Critiquée pour sa naïveté en matière de libre-échange, l’UE a donc fini par se résoudre à prendre des mesures pour protéger son industrie. Ce changement de doctrine s’est effectué au prix de dissensions au sein des Vingt-Sept. Si une majorité a réussi à se dégager pour voter les mesures proposées par la Commission européenne, l’Allemagne, la Hongrie, Malte, la Slovénie et la Slovaquie s’opposaient à ces barrières douanières.
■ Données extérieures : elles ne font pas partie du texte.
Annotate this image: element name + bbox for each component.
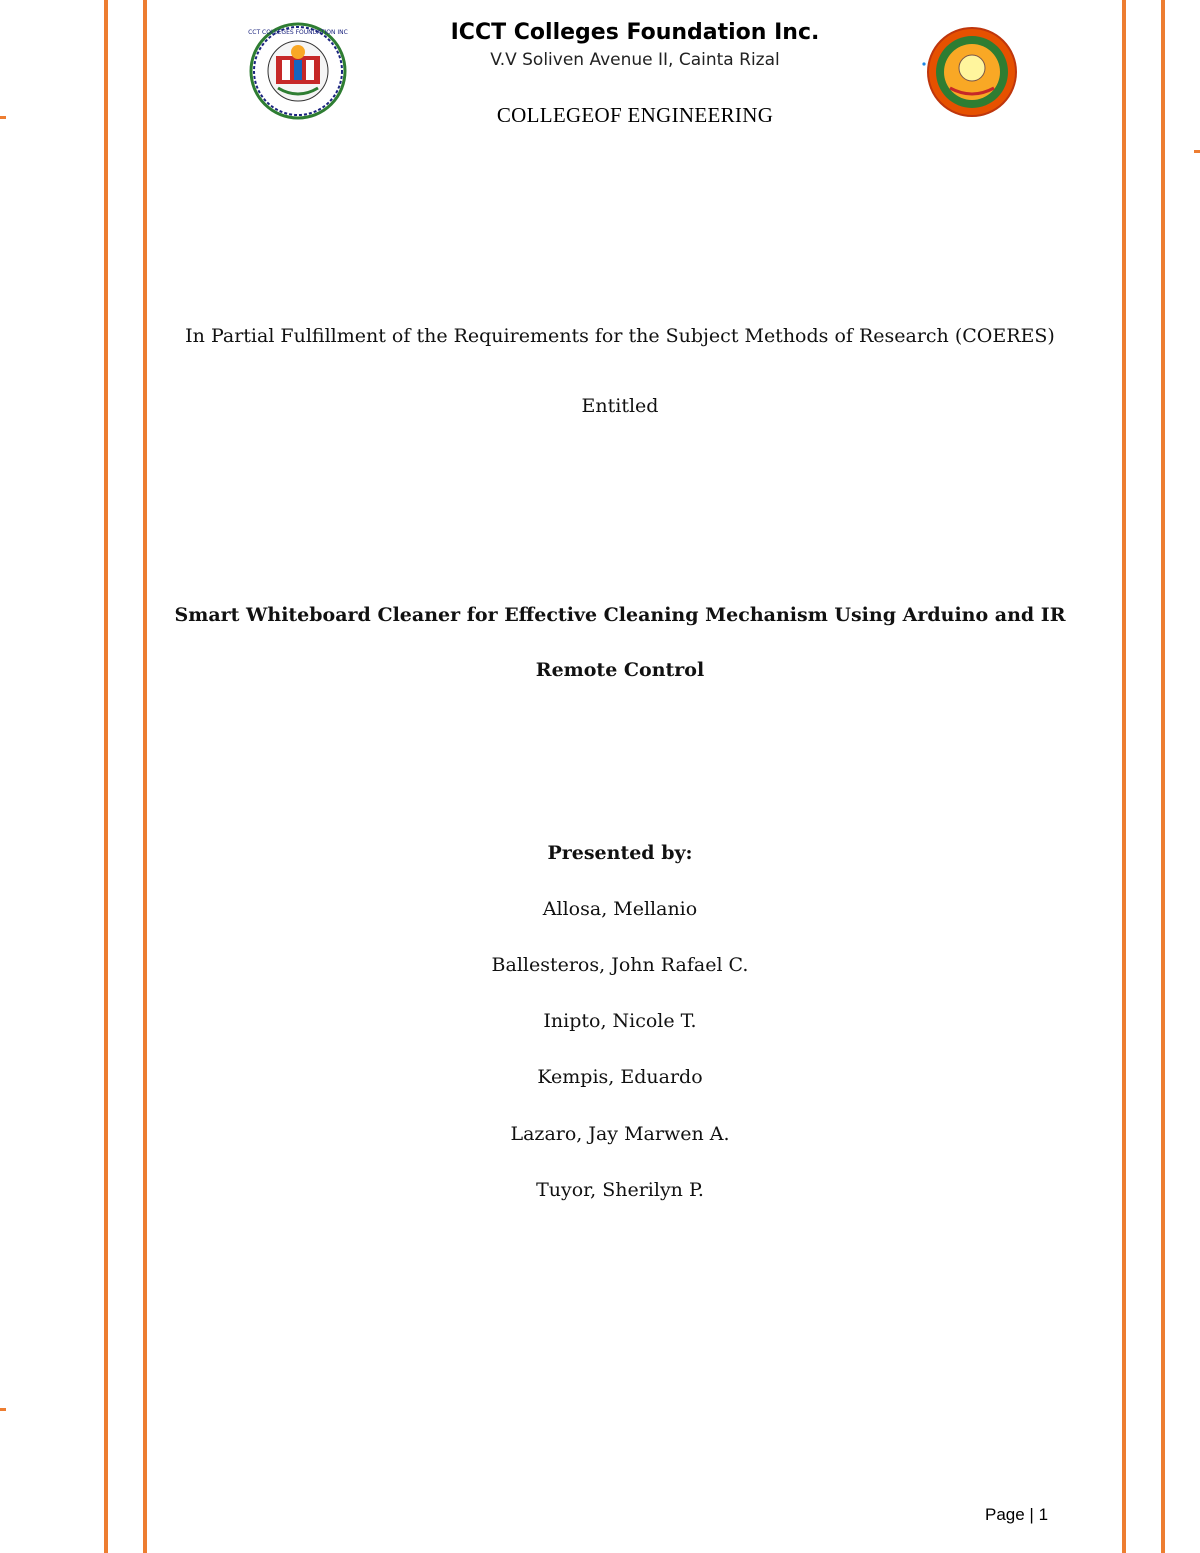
organization-address: V.V Soliven Avenue II, Cainta Rizal bbox=[490, 50, 780, 70]
border-line-right-outer bbox=[1161, 0, 1165, 1553]
entitled-label: Entitled bbox=[581, 395, 659, 417]
icct-seal-logo bbox=[248, 22, 348, 120]
page-number: Page | 1 bbox=[985, 1505, 1049, 1524]
border-mark bbox=[0, 116, 6, 119]
border-line-left-outer bbox=[104, 0, 108, 1553]
author-name: Ballesteros, John Rafael C. bbox=[491, 954, 749, 976]
organization-name: ICCT Colleges Foundation Inc. bbox=[450, 20, 820, 45]
college-name: COLLEGEOF ENGINEERING bbox=[496, 103, 774, 127]
border-line-right-inner bbox=[1122, 0, 1126, 1553]
author-name: Allosa, Mellanio bbox=[542, 898, 698, 920]
author-name: Kempis, Eduardo bbox=[537, 1066, 703, 1088]
document-title-line-2: Remote Control bbox=[535, 659, 705, 681]
presented-by-label: Presented by: bbox=[547, 842, 693, 864]
border-line-left-inner bbox=[143, 0, 147, 1553]
author-name: Tuyor, Sherilyn P. bbox=[536, 1179, 704, 1201]
border-mark bbox=[0, 1408, 6, 1411]
college-of-engineering-seal-icon bbox=[922, 26, 1022, 118]
logo-text: ICCT COLLEGES FOUNDATION INC. bbox=[248, 29, 348, 36]
fulfillment-statement: In Partial Fulfillment of the Requirements for the Subject Methods of Research (COERES) bbox=[185, 325, 1055, 347]
author-name: Lazaro, Jay Marwen A. bbox=[510, 1123, 730, 1145]
author-name: Inipto, Nicole T. bbox=[543, 1010, 697, 1032]
border-mark bbox=[1194, 150, 1200, 153]
document-title-line-1: Smart Whiteboard Cleaner for Effective Cleaning Mechanism Using Arduino and IR bbox=[174, 604, 1066, 626]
Sur le plan politique, cette décision est un signal important envoyé à la Chine, car elle instaure un nouveau rapport de force avec un pays qualifié de « rival systémique ». Comme à son habitude, Pékin a tenté de diviser les Européens en agitant la menace de mesures de rétorsion sur un certain nombre d’exportations européennes vers la Chine. En ne cédant pas à ces intimidations, l’UE montre que ses intérêts communs sont supérieurs à ceux de tel ou tel Etat membre.
Sur le plan économique, il ne faut pas attendre de miracle de ce protectionnisme. Les constructeurs chinois ont la possibilité d’élaborer des stratégies de contournement pour pénétrer le marché européen. D’abord, la différence de prix entre les modèles chinois et européens est telle qu’une partie de leur gamme restera compétitive malgré les taxes. Par ailleurs, plusieurs projets d’usines chinoises sur le sol européen sont en cours de concrétisation. Ces investissements permettront d’échapper aux sanctions douanières décidées par la Commission.
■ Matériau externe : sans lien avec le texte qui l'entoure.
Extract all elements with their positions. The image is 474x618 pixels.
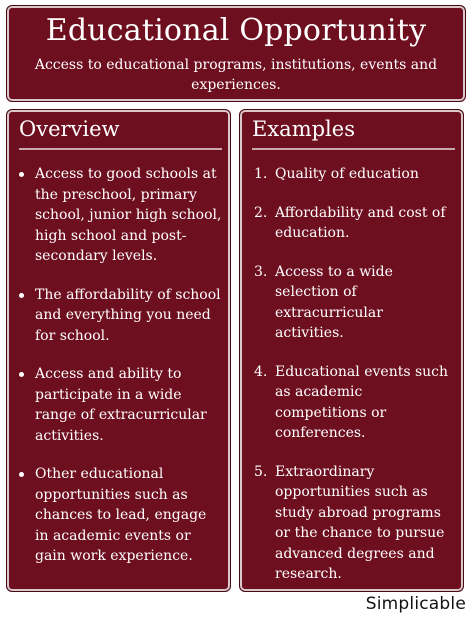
page-subtitle: Access to educational programs, institutions, events and experiences. <box>34 57 438 93</box>
item-number: 4. <box>254 363 268 380</box>
list-item <box>15 364 222 446</box>
list-item <box>248 362 455 444</box>
overview-card <box>6 109 231 592</box>
bullet-icon <box>19 472 24 477</box>
list-item <box>248 262 455 344</box>
examples-card <box>239 109 464 592</box>
list-item <box>15 464 222 567</box>
item-number: 2. <box>254 204 268 221</box>
overview-heading: Overview <box>19 116 222 150</box>
list-item-text: Other educational opportunities such as chances to lead, engage in academic events or gain work experience. <box>35 466 207 564</box>
bullet-icon <box>19 372 24 377</box>
header-card <box>6 5 466 102</box>
brand-logo: Simplicable <box>365 594 466 614</box>
list-item <box>248 164 455 185</box>
overview-list <box>15 164 222 567</box>
list-item <box>15 164 222 267</box>
list-item-text: Access to good schools at the preschool, primary school, junior high school, high school and post-secondary levels. <box>35 166 222 264</box>
list-item-text: Access and ability to participate in a wide range of extracurricular activities. <box>35 366 207 444</box>
list-item-text: Educational events such as academic competitions or conferences. <box>275 363 449 441</box>
list-item-text: Quality of education <box>275 166 419 182</box>
examples-heading: Examples <box>252 116 455 150</box>
bullet-icon <box>19 172 24 177</box>
list-item-text: Affordability and cost of education. <box>275 204 446 241</box>
examples-list <box>248 164 455 585</box>
item-number: 1. <box>254 166 268 182</box>
list-item-text: The affordability of school and everything you need for school. <box>35 286 221 344</box>
list-item-text: Access to a wide selection of extracurricular activities. <box>275 263 393 341</box>
bullet-icon <box>19 293 24 298</box>
item-number: 5. <box>254 463 268 480</box>
item-number: 3. <box>254 263 268 280</box>
list-item <box>15 285 222 347</box>
page-title: Educational Opportunity <box>45 13 427 48</box>
list-item-text: Extraordinary opportunities such as study abroad programs or the chance to pursue advanced degrees and research. <box>275 463 445 582</box>
list-item <box>248 203 455 244</box>
list-item <box>248 462 455 585</box>
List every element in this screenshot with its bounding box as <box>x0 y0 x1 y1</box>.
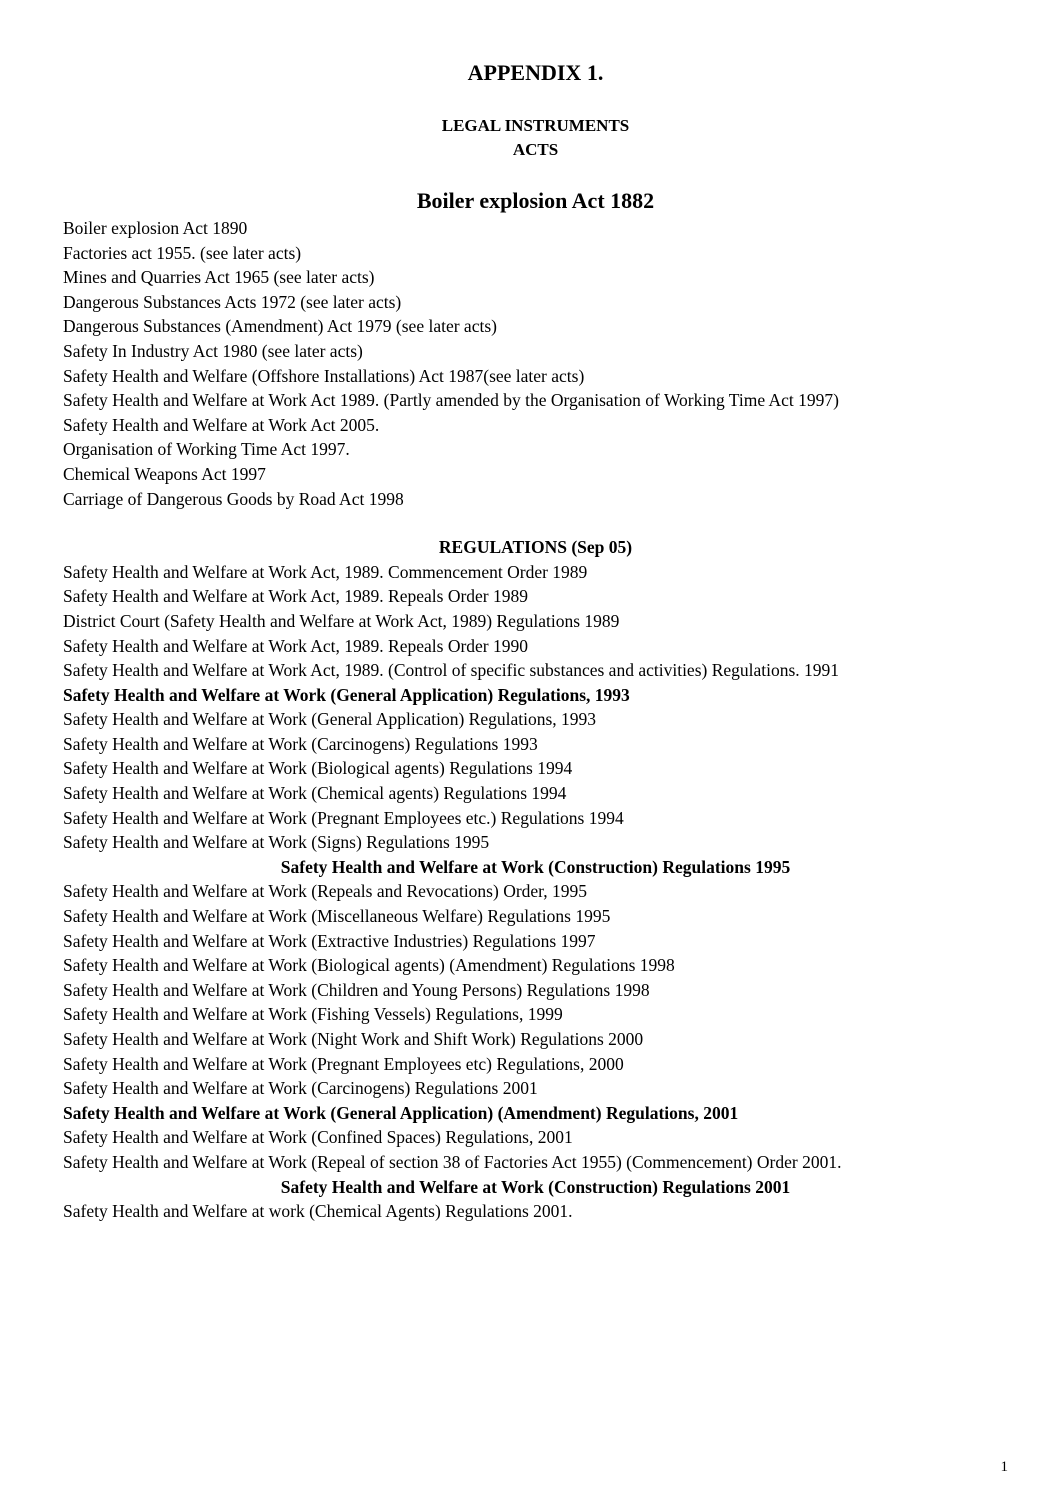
act-item: Safety Health and Welfare at Work Act 2005. <box>63 414 380 435</box>
regulation-item: Safety Health and Welfare at Work (Biological agents) Regulations 1994 <box>63 758 573 779</box>
regulation-item: Safety Health and Welfare at Work Act, 1989. Repeals Order 1989 <box>63 586 529 607</box>
act-item: Carriage of Dangerous Goods by Road Act 1998 <box>63 488 404 509</box>
act-item: Safety Health and Welfare at Work Act 1989. (Partly amended by the Organisation of Working Time Act 1997) <box>63 390 839 411</box>
regulation-item: Safety Health and Welfare at Work (Repeal of section 38 of Factories Act 1955) (Commencement) Order 2001. <box>63 1151 842 1172</box>
regulations-heading: REGULATIONS (Sep 05) <box>438 537 633 558</box>
page-number: 1 <box>1000 1459 1008 1475</box>
act-item: Mines and Quarries Act 1965 (see later acts) <box>63 267 375 288</box>
regulations-list <box>63 560 1008 1224</box>
regulation-item: District Court (Safety Health and Welfare at Work Act, 1989) Regulations 1989 <box>63 610 620 631</box>
acts-section-heading: ACTS <box>512 140 559 159</box>
act-item: Chemical Weapons Act 1997 <box>63 463 266 484</box>
act-item: Dangerous Substances Acts 1972 (see later acts) <box>63 291 402 312</box>
regulation-item: Safety Health and Welfare at Work (Repeals and Revocations) Order, 1995 <box>63 881 588 902</box>
regulation-item: Safety Health and Welfare at Work Act, 1989. (Control of specific substances and activities) Regulations. 1991 <box>63 660 840 681</box>
regulation-item: Safety Health and Welfare at Work (General Application) (Amendment) Regulations, 2001 <box>63 1102 739 1123</box>
acts-list <box>63 216 1008 511</box>
appendix-title: APPENDIX 1. <box>467 60 604 85</box>
regulation-item: Safety Health and Welfare at Work (Carcinogens) Regulations 1993 <box>63 733 538 754</box>
regulation-item: Safety Health and Welfare at Work (Construction) Regulations 2001 <box>280 1176 791 1197</box>
regulation-item: Safety Health and Welfare at Work (Confined Spaces) Regulations, 2001 <box>63 1127 573 1148</box>
regulation-item: Safety Health and Welfare at Work (Miscellaneous Welfare) Regulations 1995 <box>63 906 611 927</box>
regulation-item: Safety Health and Welfare at Work (Biological agents) (Amendment) Regulations 1998 <box>63 955 675 976</box>
document-body <box>63 58 1008 1224</box>
act-item: Factories act 1955. (see later acts) <box>63 242 302 263</box>
legal-instruments-heading: LEGAL INSTRUMENTS <box>441 116 630 135</box>
act-item: Boiler explosion Act 1890 <box>63 218 248 238</box>
act-item: Safety Health and Welfare (Offshore Installations) Act 1987(see later acts) <box>63 365 585 386</box>
regulation-item: Safety Health and Welfare at Work (Pregnant Employees etc.) Regulations 1994 <box>63 807 624 828</box>
regulation-item: Safety Health and Welfare at Work (Night Work and Shift Work) Regulations 2000 <box>63 1029 644 1049</box>
act-item: Dangerous Substances (Amendment) Act 1979 (see later acts) <box>63 316 497 337</box>
regulation-item: Safety Health and Welfare at Work (Extractive Industries) Regulations 1997 <box>63 930 596 951</box>
acts-lead-heading: Boiler explosion Act 1882 <box>416 188 655 213</box>
act-item: Safety In Industry Act 1980 (see later acts) <box>63 340 363 361</box>
regulation-item: Safety Health and Welfare at Work Act, 1989. Commencement Order 1989 <box>63 561 588 582</box>
act-item: Organisation of Working Time Act 1997. <box>63 439 350 460</box>
regulation-item: Safety Health and Welfare at Work (General Application) Regulations, 1993 <box>63 684 630 705</box>
regulation-item: Safety Health and Welfare at Work (Chemical agents) Regulations 1994 <box>63 783 567 804</box>
regulation-item: Safety Health and Welfare at Work (Pregnant Employees etc) Regulations, 2000 <box>63 1053 624 1074</box>
regulation-item: Safety Health and Welfare at Work Act, 1989. Repeals Order 1990 <box>63 635 529 656</box>
regulation-item: Safety Health and Welfare at Work (Children and Young Persons) Regulations 1998 <box>63 979 650 1000</box>
regulation-item: Safety Health and Welfare at Work (Signs) Regulations 1995 <box>63 832 490 853</box>
regulation-item: Safety Health and Welfare at Work (General Application) Regulations, 1993 <box>63 709 597 730</box>
regulation-item: Safety Health and Welfare at Work (Construction) Regulations 1995 <box>280 856 791 877</box>
regulation-item: Safety Health and Welfare at Work (Carcinogens) Regulations 2001 <box>63 1078 538 1099</box>
regulation-item: Safety Health and Welfare at work (Chemical Agents) Regulations 2001. <box>63 1201 573 1222</box>
regulation-item: Safety Health and Welfare at Work (Fishing Vessels) Regulations, 1999 <box>63 1004 563 1025</box>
Se replier derrière cette ligne Maginot n’est donc pas une solution de long terme. Même si les taxes peuvent offrir un répit temporaire aux constructeurs européens, elles ne leur permettront pas de surmonter leur retard technologique et leur dépendance à la Chine.
En fait, l’Europe se retrouve dans une situation symétriquement inverse de celle de la Chine il y a vingt ans, quand le moteur thermique dominait. Les Chinois ont attiré les investissements étrangers, noué des partenariats, imposé des transferts de technologie, tout en menant une guérilla réglementaire pour endiguer la domination des Occidentaux.
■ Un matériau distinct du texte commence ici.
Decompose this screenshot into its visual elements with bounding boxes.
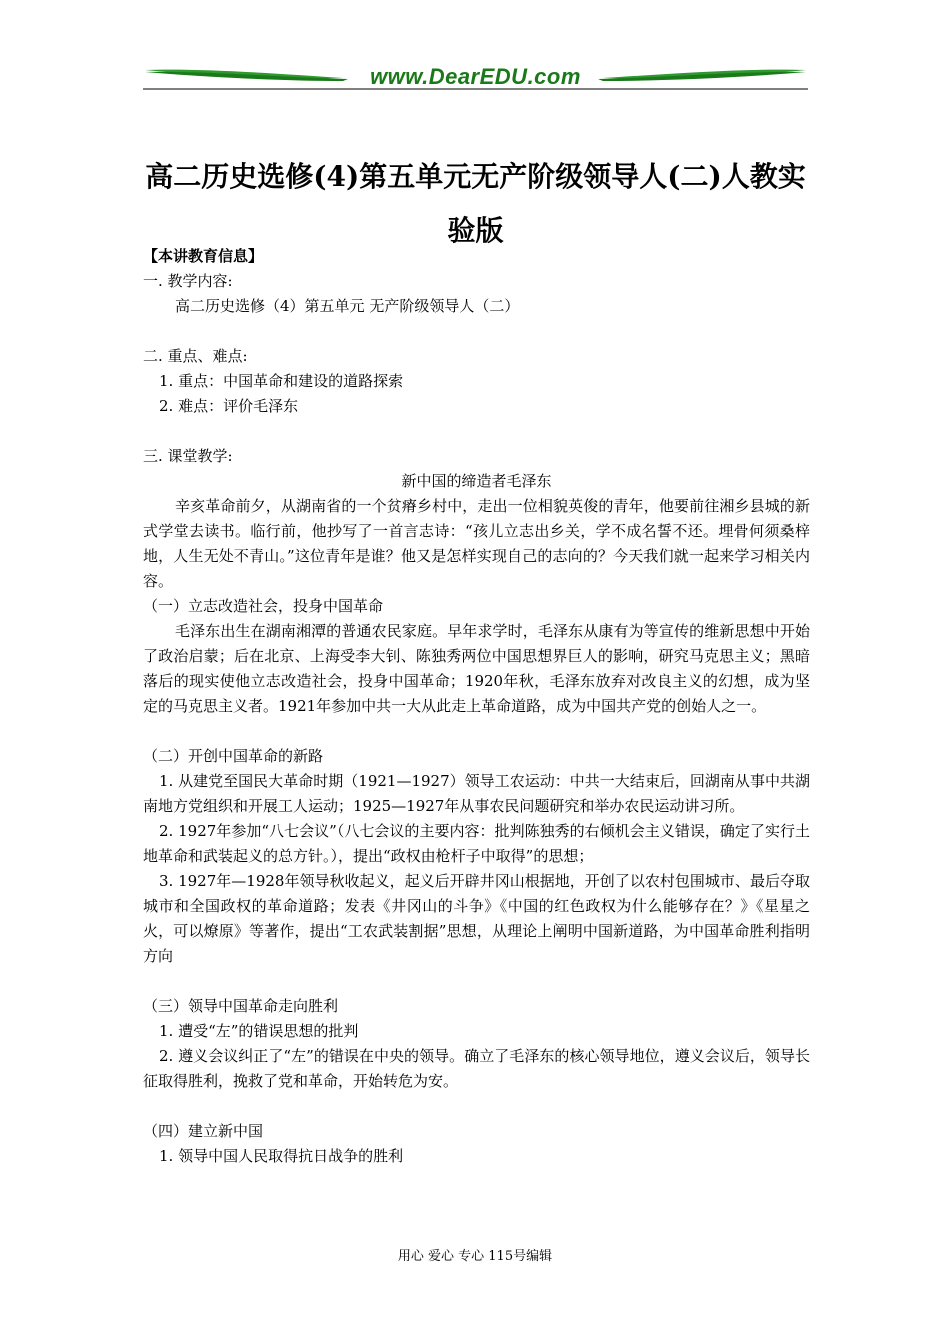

L’UE doit désormais employer les mêmes méthodes. Les Vingt-Sept peuvent ainsi exiger qu’une part significative des composants des véhicules chinois fabriqués en Europe soit d’origine européenne. Les obliger à utiliser des batteries fabriquées localement permettrait également d’accélérer l’émergence de la filière sur le Vieux Continent. Enfin, les sites ne peuvent pas se résumer à de simples hangars d’assemblage, mais doivent devenir de vraies usines à haute valeur ajoutée.
Dans le rapport de force avec Pékin, le protectionnisme n’est pas une finalité, mais simplement une étape et un levier pour que l’Europe puisse se mettre au niveau de la concurrence chinoise afin d’accélérer la transition écologique.